Things are looking up for Thailand's power industry when it begins to deploy "smart grid" technology, which allows consumers and electricity utilities to become interconnected and to gain intelligence information on their real-time supply and demand behaviour.Martin Hauske, managing director of Accenture's smart grid services in Asia Pacific, said an Accenture survey found that energy utilities could potentially see their revenues shredding by 15 per cent from an evolution of new energy technologies that include energy conservation and demand response, energy efficiencies, energy substitution and distributed generation resources.
Accenture has joined forces with Chulalongkorn University to advise a Thai power utility to develop its roadmap toward the smart grid system.
Eighty-five utilities executives from 20 countries took part in the study, which also found a growing threat in the areas of greater competition and rising risk of grid faults.
The impact of new technologies on utilities' revenues is estimated at up to $48 billion in the United States, and up to 61 billion euros in Europe, based on the potential power load reduction.

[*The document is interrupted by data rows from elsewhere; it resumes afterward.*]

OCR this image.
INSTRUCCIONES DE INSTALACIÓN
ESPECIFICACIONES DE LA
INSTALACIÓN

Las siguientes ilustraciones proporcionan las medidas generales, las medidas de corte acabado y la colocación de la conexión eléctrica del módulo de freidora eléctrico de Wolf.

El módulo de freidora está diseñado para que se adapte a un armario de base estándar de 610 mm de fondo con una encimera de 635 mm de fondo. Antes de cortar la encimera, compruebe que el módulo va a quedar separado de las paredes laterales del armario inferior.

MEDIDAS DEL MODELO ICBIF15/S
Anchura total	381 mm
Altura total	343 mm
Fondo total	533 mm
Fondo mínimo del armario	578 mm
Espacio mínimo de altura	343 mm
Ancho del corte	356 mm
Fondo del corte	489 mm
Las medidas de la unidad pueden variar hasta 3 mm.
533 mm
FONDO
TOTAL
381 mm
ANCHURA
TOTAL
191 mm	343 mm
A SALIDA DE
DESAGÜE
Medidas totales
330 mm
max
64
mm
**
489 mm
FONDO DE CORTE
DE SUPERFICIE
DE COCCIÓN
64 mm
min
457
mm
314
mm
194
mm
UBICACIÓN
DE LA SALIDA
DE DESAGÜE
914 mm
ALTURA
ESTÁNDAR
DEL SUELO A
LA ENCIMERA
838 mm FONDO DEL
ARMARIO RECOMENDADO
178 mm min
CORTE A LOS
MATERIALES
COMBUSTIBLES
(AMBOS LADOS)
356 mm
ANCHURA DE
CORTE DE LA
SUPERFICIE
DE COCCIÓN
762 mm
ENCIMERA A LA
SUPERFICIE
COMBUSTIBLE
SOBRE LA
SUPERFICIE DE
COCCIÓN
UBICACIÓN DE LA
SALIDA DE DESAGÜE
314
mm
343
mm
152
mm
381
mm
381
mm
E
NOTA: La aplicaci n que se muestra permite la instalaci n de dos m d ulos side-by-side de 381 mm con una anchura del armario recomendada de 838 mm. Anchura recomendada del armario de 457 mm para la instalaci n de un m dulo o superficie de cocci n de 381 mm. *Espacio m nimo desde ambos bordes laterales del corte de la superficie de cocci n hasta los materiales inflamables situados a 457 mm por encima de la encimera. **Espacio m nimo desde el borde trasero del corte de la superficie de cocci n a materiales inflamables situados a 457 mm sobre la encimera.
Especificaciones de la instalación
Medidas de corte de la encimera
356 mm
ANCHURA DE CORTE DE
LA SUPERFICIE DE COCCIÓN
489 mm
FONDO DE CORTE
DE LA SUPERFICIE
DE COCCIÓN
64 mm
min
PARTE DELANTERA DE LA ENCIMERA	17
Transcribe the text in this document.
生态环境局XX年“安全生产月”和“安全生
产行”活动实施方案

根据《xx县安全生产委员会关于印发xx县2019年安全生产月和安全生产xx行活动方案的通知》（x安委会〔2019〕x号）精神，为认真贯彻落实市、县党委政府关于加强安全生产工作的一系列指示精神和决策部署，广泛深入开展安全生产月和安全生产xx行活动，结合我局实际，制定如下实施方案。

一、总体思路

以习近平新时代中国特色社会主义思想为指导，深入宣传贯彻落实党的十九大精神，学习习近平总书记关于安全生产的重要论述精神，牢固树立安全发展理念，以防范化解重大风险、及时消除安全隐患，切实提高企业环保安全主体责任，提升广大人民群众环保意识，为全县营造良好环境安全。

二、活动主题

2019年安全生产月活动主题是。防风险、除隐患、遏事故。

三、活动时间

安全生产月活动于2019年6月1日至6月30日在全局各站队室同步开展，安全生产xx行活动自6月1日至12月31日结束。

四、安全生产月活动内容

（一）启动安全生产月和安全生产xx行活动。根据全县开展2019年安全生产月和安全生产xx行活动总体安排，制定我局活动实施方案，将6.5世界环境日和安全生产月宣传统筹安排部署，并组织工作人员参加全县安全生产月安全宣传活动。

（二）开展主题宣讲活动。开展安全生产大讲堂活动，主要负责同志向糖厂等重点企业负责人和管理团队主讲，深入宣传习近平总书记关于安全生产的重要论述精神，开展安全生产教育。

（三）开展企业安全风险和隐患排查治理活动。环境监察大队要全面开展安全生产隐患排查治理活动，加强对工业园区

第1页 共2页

More opportunities than threats
However, in the case of Thailand, Hauske said he foresees more opportunities than threats for the country to leverage new technologies, including distributed energy resources such as solar power and energy storage technologies to lower its electricity costs.
"And since Thailand is heavily relying on [natural] gas, so to replace it with renewable energy is an advantage for Thailand," he said.
Hauske said solar power has already reached the "tipping point" to gain the "grid parity" in most parts of the world, including Thailand.
But due to the intermittent nature of renewable energy, the country needs to strengthen the reliability of its power grid through "digitising" it with analytics technology, automated system, and on the consumers side, smart meters.